Description
A heartwarming and nourishing easy minestrone soup made with seasonal vegetables and tender pasta, perfect for busy weeknights.
Ingredients
- 2 tablespoons olive oil
- 1 onion, chopped
- 2 carrots, diced
- 2 celery stalks, diced
- 2 cloves garlic, minced
- 1 zucchini, diced
- 1 bell pepper, diced
- 1 can (14 oz) diced tomatoes
- 4 cups vegetable broth
- 1 can (15 oz) cannellini beans, drained and rinsed
- 1 cup green beans, chopped
- 1 cup small pasta (like ditalini)
- 1 teaspoon dried oregano
- Salt and pepper to taste
- Fresh basil for garnish
Instructions
- Heat olive oil in a large pot over medium heat. Add the chopped onion, diced carrots, and diced celery. Sauté until softened, about 5-7 minutes.
- Stir in the minced garlic, diced zucchini, and diced bell pepper. Cook for another 5 minutes, allowing the vegetables to soften and release their flavors.

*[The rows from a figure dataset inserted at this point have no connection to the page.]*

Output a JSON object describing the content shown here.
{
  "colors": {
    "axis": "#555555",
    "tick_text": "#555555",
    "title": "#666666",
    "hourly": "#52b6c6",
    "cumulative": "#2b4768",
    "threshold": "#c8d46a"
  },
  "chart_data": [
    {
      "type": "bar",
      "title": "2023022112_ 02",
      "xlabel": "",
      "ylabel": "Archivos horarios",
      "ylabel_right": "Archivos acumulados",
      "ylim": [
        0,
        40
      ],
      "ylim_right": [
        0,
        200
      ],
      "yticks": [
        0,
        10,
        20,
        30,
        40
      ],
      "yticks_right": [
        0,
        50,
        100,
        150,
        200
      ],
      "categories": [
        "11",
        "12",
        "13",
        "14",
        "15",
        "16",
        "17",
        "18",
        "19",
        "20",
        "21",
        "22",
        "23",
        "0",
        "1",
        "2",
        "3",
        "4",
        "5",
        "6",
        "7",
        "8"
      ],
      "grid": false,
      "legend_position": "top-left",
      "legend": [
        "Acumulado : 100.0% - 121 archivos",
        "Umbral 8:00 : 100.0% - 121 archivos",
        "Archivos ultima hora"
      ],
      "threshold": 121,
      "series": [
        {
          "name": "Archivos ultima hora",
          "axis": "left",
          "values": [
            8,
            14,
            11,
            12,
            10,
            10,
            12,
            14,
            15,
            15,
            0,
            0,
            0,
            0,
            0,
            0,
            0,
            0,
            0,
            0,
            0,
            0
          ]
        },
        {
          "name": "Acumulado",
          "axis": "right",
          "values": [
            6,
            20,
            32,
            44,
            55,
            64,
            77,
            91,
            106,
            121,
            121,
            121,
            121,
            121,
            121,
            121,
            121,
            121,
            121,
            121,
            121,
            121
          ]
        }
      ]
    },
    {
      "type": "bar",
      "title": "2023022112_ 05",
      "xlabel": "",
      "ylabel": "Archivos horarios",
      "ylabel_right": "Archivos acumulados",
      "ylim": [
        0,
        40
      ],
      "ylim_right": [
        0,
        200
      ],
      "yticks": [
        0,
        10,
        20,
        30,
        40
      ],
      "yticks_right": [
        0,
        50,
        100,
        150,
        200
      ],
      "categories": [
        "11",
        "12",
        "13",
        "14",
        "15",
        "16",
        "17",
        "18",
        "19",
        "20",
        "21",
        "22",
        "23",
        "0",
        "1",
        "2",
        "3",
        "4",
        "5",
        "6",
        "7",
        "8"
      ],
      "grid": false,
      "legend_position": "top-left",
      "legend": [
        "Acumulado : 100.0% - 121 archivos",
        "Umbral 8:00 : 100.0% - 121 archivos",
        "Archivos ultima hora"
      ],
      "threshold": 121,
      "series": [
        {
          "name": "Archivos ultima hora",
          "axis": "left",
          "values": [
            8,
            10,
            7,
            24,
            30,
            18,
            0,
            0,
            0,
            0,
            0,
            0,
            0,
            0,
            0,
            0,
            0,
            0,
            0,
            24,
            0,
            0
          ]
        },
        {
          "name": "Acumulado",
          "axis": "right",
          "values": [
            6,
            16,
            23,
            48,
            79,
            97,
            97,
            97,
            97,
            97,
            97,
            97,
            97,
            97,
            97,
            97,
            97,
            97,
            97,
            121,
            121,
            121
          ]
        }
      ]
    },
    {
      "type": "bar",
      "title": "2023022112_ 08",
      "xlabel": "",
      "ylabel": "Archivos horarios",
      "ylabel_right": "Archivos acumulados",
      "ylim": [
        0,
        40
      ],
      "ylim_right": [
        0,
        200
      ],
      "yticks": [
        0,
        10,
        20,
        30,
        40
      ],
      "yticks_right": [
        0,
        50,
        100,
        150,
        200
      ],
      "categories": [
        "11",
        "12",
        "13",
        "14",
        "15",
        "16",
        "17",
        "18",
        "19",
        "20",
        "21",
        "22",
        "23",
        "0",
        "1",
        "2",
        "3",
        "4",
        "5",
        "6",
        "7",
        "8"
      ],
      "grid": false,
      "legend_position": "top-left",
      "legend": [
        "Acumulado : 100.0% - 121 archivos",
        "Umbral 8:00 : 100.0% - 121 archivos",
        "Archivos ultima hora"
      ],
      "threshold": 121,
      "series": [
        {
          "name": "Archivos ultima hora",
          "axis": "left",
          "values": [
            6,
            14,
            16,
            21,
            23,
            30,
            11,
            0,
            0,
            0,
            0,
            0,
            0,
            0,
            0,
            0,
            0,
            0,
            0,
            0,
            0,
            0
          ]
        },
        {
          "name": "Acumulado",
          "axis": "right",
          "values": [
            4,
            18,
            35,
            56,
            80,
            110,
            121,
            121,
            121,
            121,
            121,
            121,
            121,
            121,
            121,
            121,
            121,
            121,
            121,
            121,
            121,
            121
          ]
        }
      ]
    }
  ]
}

- Add the canned diced tomatoes, vegetable broth, rinsed cannellini beans, chopped green beans, dried oregano, salt, and pepper. Bring the mixture to a boil, letting the flavors meld together.

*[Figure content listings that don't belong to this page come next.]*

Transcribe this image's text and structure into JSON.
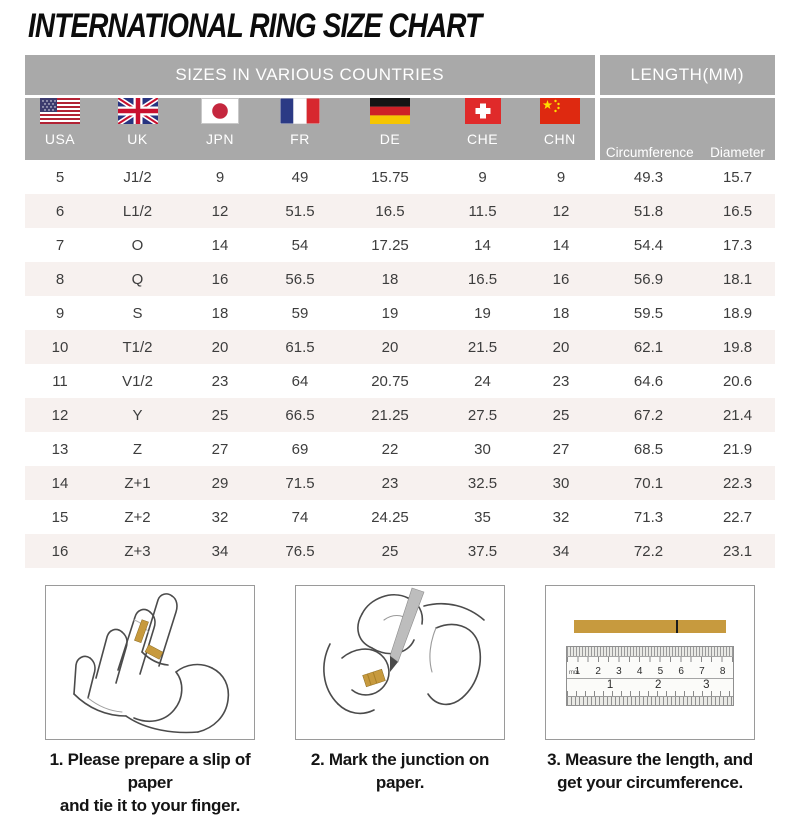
{
  "title": "INTERNATIONAL RING SIZE CHART",
  "chart_data": {
    "type": "table",
    "title": "INTERNATIONAL RING SIZE CHART",
    "group_headers": [
      {
        "label": "SIZES IN VARIOUS COUNTRIES",
        "span": 7
      },
      {
        "label": "LENGTH(MM)",
        "span": 2
      }
    ],
    "columns": [
      "USA",
      "UK",
      "JPN",
      "FR",
      "DE",
      "CHE",
      "CHN",
      "Circumference",
      "Diameter"
    ],
    "rows": [
      [
        "5",
        "J1/2",
        "9",
        "49",
        "15.75",
        "9",
        "9",
        "49.3",
        "15.7"
      ],
      [
        "6",
        "L1/2",
        "12",
        "51.5",
        "16.5",
        "11.5",
        "12",
        "51.8",
        "16.5"
      ],
      [
        "7",
        "O",
        "14",
        "54",
        "17.25",
        "14",
        "14",
        "54.4",
        "17.3"
      ],
      [
        "8",
        "Q",
        "16",
        "56.5",
        "18",
        "16.5",
        "16",
        "56.9",
        "18.1"
      ],
      [
        "9",
        "S",
        "18",
        "59",
        "19",
        "19",
        "18",
        "59.5",
        "18.9"
      ],
      [
        "10",
        "T1/2",
        "20",
        "61.5",
        "20",
        "21.5",
        "20",
        "62.1",
        "19.8"
      ],
      [
        "11",
        "V1/2",
        "23",
        "64",
        "20.75",
        "24",
        "23",
        "64.6",
        "20.6"
      ],
      [
        "12",
        "Y",
        "25",
        "66.5",
        "21.25",
        "27.5",
        "25",
        "67.2",
        "21.4"
      ],
      [
        "13",
        "Z",
        "27",
        "69",
        "22",
        "30",
        "27",
        "68.5",
        "21.9"
      ],
      [
        "14",
        "Z+1",
        "29",
        "71.5",
        "23",
        "32.5",
        "30",
        "70.1",
        "22.3"
      ],
      [
        "15",
        "Z+2",
        "32",
        "74",
        "24.25",
        "35",
        "32",
        "71.3",
        "22.7"
      ],
      [
        "16",
        "Z+3",
        "34",
        "76.5",
        "25",
        "37.5",
        "34",
        "72.2",
        "23.1"
      ]
    ]
  },
  "header": {
    "flag_icons": [
      "usa-flag-icon",
      "uk-flag-icon",
      "japan-flag-icon",
      "france-flag-icon",
      "germany-flag-icon",
      "switzerland-flag-icon",
      "china-flag-icon"
    ]
  },
  "steps": [
    {
      "line1": "1. Please prepare a slip of paper",
      "line2": "and tie it to your finger."
    },
    {
      "line1": "2. Mark the junction on paper.",
      "line2": ""
    },
    {
      "line1": "3. Measure the length, and",
      "line2": "get your circumference."
    }
  ],
  "ruler": {
    "unit_label": "mm",
    "cm_marks": [
      "1",
      "2",
      "3",
      "4",
      "5",
      "6",
      "7",
      "8"
    ],
    "inch_marks": [
      "1",
      "2",
      "3"
    ]
  },
  "colors": {
    "header_gray": "#a9a9a9",
    "row_alt": "#f7f1ef",
    "table_text": "#3d3d3d",
    "paper_gold": "#c79a3e"
  }
}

- Once boiling, add the small pasta. Reduce the heat and let the soup simmer until the pasta is cooked, about 10 minutes. Stir occasionally to prevent sticking.
- Serve hot, garnished with fresh basil for an aromatic finish.
Notes
For added depth, consider using homemade vegetable broth instead of store-bought. Adjust seasoning gradually for perfect balance.